The building is constructed of very fine sandstone ashlar masonry brought to course with thin joints and diagonal rustication with a smoother border to each block. It has a slate roof with stacks featuring ashlar stone shafts.
The house follows a deep rectangular plan, 2 rooms wide. The present entrance front faces west, with the house positioned to take advantage of views to the east across the garden. Originally, there were 4 principal rooms on the ground floor, probably entered on the south side, with a 3-storey service block to the north containing service rooms and a dining room. This arrangement was altered in the 1880s: the rear rooms were re-arranged to provide a large entrance hall containing the stair and a small south-facing room. In the late 20th century the service block was reduced to a single storey over cellars, separated from the main house by a glazed passage. A conservatory was added to the centre of the west front in the 1980s.
The exterior is 2 storeys with a deep plinth, platband at first floor level, and platband below a chamfered stone eaves cornice. All principal windows have flush keyblocks.
The west front is asymmetrical with a 1:3:1-bay arrangement, the centre 3 bays projecting. A probably late 19th-century 2-leaf panelled front door in the centre features a fanlight with spoke glazing bars, framed by smooth ashlar masonry with pilasters and a moulded cornice above a dentil frieze, with a moulded stone doorframe and reeded keystone. Above the front door are a pair of one-light windows with late 20th-century glazing, flanked by blind recesses. The left return of the central projection has one first-floor one-light window with late 20th-century glazing and 2 probably late 19th or early 20th-century round-headed windows with moulded frames and a shared hoodmould. The first-floor windows in the outer bays are early 19th-century 4-pane sashes with margin panes; the left-hand ground-floor windows have been altered. The right-hand bay has a late 19th or early 20th-century single-storey flat-roofed addition with 2 round-headed windows with a shared hoodmould.
The garden (east) elevation is a 3-bay symmetrical design with canted bays to left and right featuring plate glass 19th-century sash windows with margin panes: 4-pane to the first floor and 8-pane to the ground floor. The windows have stone sills and the first-floor windows have panels below the sills. A 19th-century 2-leaf glazed garden door in the centre has a deep overlight. A late 20th-century archway at the left (north) end links the main block to the remains of the service wing, which has matching sash windows.

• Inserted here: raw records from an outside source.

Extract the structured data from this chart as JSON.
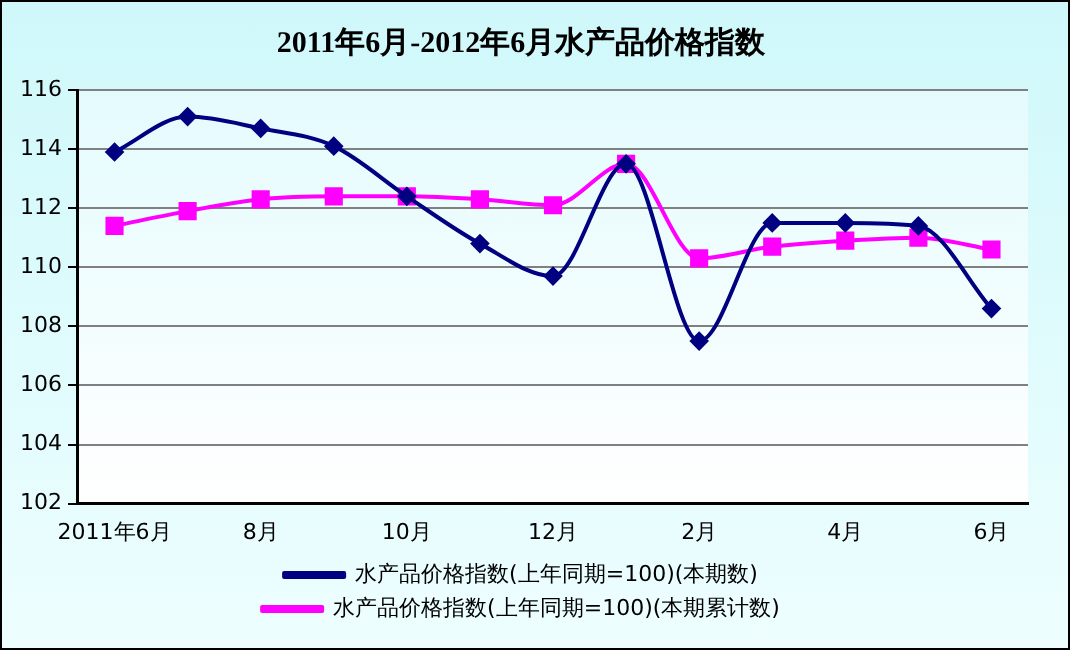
{
  "chart_data": {
    "type": "line",
    "title": "2011年6月-2012年6月水产品价格指数",
    "categories": [
      "2011年6月",
      null,
      "8月",
      null,
      "10月",
      null,
      "12月",
      null,
      "2月",
      null,
      "4月",
      null,
      "6月"
    ],
    "series": [
      {
        "name": "水产品价格指数(上年同期=100)(本期数)",
        "color": "#000080",
        "marker": "diamond",
        "values": [
          113.9,
          115.1,
          114.7,
          114.1,
          112.4,
          110.8,
          109.7,
          113.5,
          107.5,
          111.5,
          111.5,
          111.4,
          108.6
        ]
      },
      {
        "name": "水产品价格指数(上年同期=100)(本期累计数)",
        "color": "#ff00ff",
        "marker": "square",
        "values": [
          111.4,
          111.9,
          112.3,
          112.4,
          112.4,
          112.3,
          112.1,
          113.5,
          110.3,
          110.7,
          110.9,
          111.0,
          110.6
        ]
      }
    ],
    "ylim": [
      102,
      116
    ],
    "yticks": [
      102,
      104,
      106,
      108,
      110,
      112,
      114,
      116
    ],
    "grid": "y",
    "legend": "bottom",
    "line_style": "solid"
  }
}
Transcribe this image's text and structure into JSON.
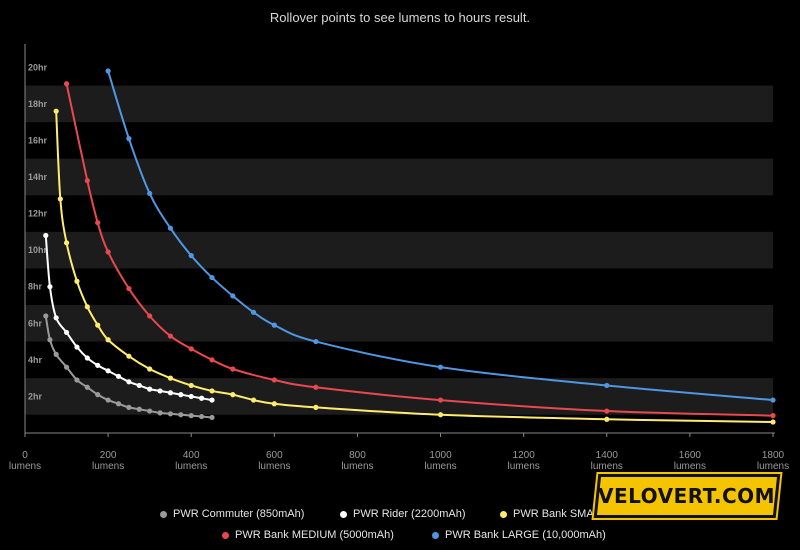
{
  "header": {
    "subtitle": "Rollover points to see lumens to hours result."
  },
  "logo": {
    "text": "VELOVERT.COM"
  },
  "colors": {
    "background": "#000000",
    "band": "#1c1c1c",
    "axis": "#888888",
    "tick_label": "#9a9a9a"
  },
  "chart_data": {
    "type": "line",
    "title": "",
    "x_unit": "lumens",
    "xlim": [
      0,
      1800
    ],
    "ylim": [
      0,
      21
    ],
    "x_ticks": [
      0,
      200,
      400,
      600,
      800,
      1000,
      1200,
      1400,
      1600,
      1800
    ],
    "x_tick_labels": [
      "0",
      "200",
      "400",
      "600",
      "800",
      "1000",
      "1200",
      "1400",
      "1600",
      "1800"
    ],
    "y_ticks": [
      2,
      4,
      6,
      8,
      10,
      12,
      14,
      16,
      18,
      20
    ],
    "y_tick_labels": [
      "2hr",
      "4hr",
      "6hr",
      "8hr",
      "10hr",
      "12hr",
      "14hr",
      "16hr",
      "18hr",
      "20hr"
    ],
    "grid": "alternating horizontal bands",
    "legend_position": "bottom",
    "series": [
      {
        "name": "PWR Commuter (850mAh)",
        "color": "#9a9a9a",
        "x": [
          50,
          60,
          75,
          100,
          125,
          150,
          175,
          200,
          225,
          250,
          275,
          300,
          325,
          350,
          375,
          400,
          425,
          450
        ],
        "y": [
          6.4,
          5.1,
          4.3,
          3.6,
          2.9,
          2.5,
          2.1,
          1.8,
          1.6,
          1.4,
          1.3,
          1.2,
          1.1,
          1.05,
          1.0,
          0.95,
          0.9,
          0.85
        ]
      },
      {
        "name": "PWR Rider (2200mAh)",
        "color": "#ffffff",
        "x": [
          50,
          60,
          75,
          100,
          125,
          150,
          175,
          200,
          225,
          250,
          275,
          300,
          325,
          350,
          375,
          400,
          425,
          450
        ],
        "y": [
          10.8,
          8.0,
          6.3,
          5.5,
          4.7,
          4.1,
          3.7,
          3.4,
          3.1,
          2.8,
          2.6,
          2.4,
          2.3,
          2.2,
          2.1,
          2.0,
          1.9,
          1.8
        ]
      },
      {
        "name": "PWR Bank SMALL",
        "color": "#ffec6e",
        "x": [
          75,
          85,
          100,
          125,
          150,
          175,
          200,
          250,
          300,
          350,
          400,
          450,
          500,
          550,
          600,
          700,
          1000,
          1400,
          1800
        ],
        "y": [
          17.6,
          12.8,
          10.4,
          8.3,
          6.9,
          5.9,
          5.1,
          4.2,
          3.5,
          3.0,
          2.6,
          2.3,
          2.1,
          1.8,
          1.6,
          1.4,
          1.0,
          0.75,
          0.6
        ]
      },
      {
        "name": "PWR Bank MEDIUM (5000mAh)",
        "color": "#e8484f",
        "x": [
          100,
          150,
          175,
          200,
          250,
          300,
          350,
          400,
          450,
          500,
          600,
          700,
          1000,
          1400,
          1800
        ],
        "y": [
          19.1,
          13.8,
          11.5,
          9.9,
          7.9,
          6.4,
          5.3,
          4.6,
          4.0,
          3.5,
          2.9,
          2.5,
          1.8,
          1.2,
          0.95
        ]
      },
      {
        "name": "PWR Bank LARGE (10,000mAh)",
        "color": "#4f97e3",
        "x": [
          200,
          250,
          300,
          350,
          400,
          450,
          500,
          550,
          600,
          700,
          1000,
          1400,
          1800
        ],
        "y": [
          19.8,
          16.1,
          13.1,
          11.2,
          9.7,
          8.5,
          7.5,
          6.6,
          5.9,
          5.0,
          3.6,
          2.6,
          1.8
        ]
      }
    ]
  }
}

The south elevation is 3-bays and asymmetrical, with the middle bay slightly projecting with a separate hipped roof and a probably late 19th-century 2-leaf glazed garden door with a deep overlight. 19th-century sash windows with margin panes are present. The dining room and service block appear always to have been divided from the main range by a service passage running from west to east.
The entrance hall, reduced in size in the late 20th century, is lined with circa 1880s Jacobean-style panelling and features a contemporary stair with turned balusters.
The principal east-facing room to the south contains a fine 18th-century white marble chimney-piece with carved figure panels and inlaid yellow marble. This chimney-piece is said to be an original Adam design and has a brass plaque recording that it originated at Mercers Hall and was given to Charles W. Powell, Master of the Mercers Company, in 1907. The room has an Adam-style wall frieze and oval ceiling decoration, presumably of 1907. The wall frieze is interrupted by a pair of timber Doric columns that nominally divide the room from a passage to the doors on the east elevation.
The northern principal room has a probably 1840 white Italian marble chimney-piece and plaster cornice.
Extensive stone cellars with stone vaulted roofs survive beneath both the main block and service wing.
Baden-Powell, a relation of Charles Powell, wrote Scouting for Boys while staying at the Manor and established a group of scouts in the parish.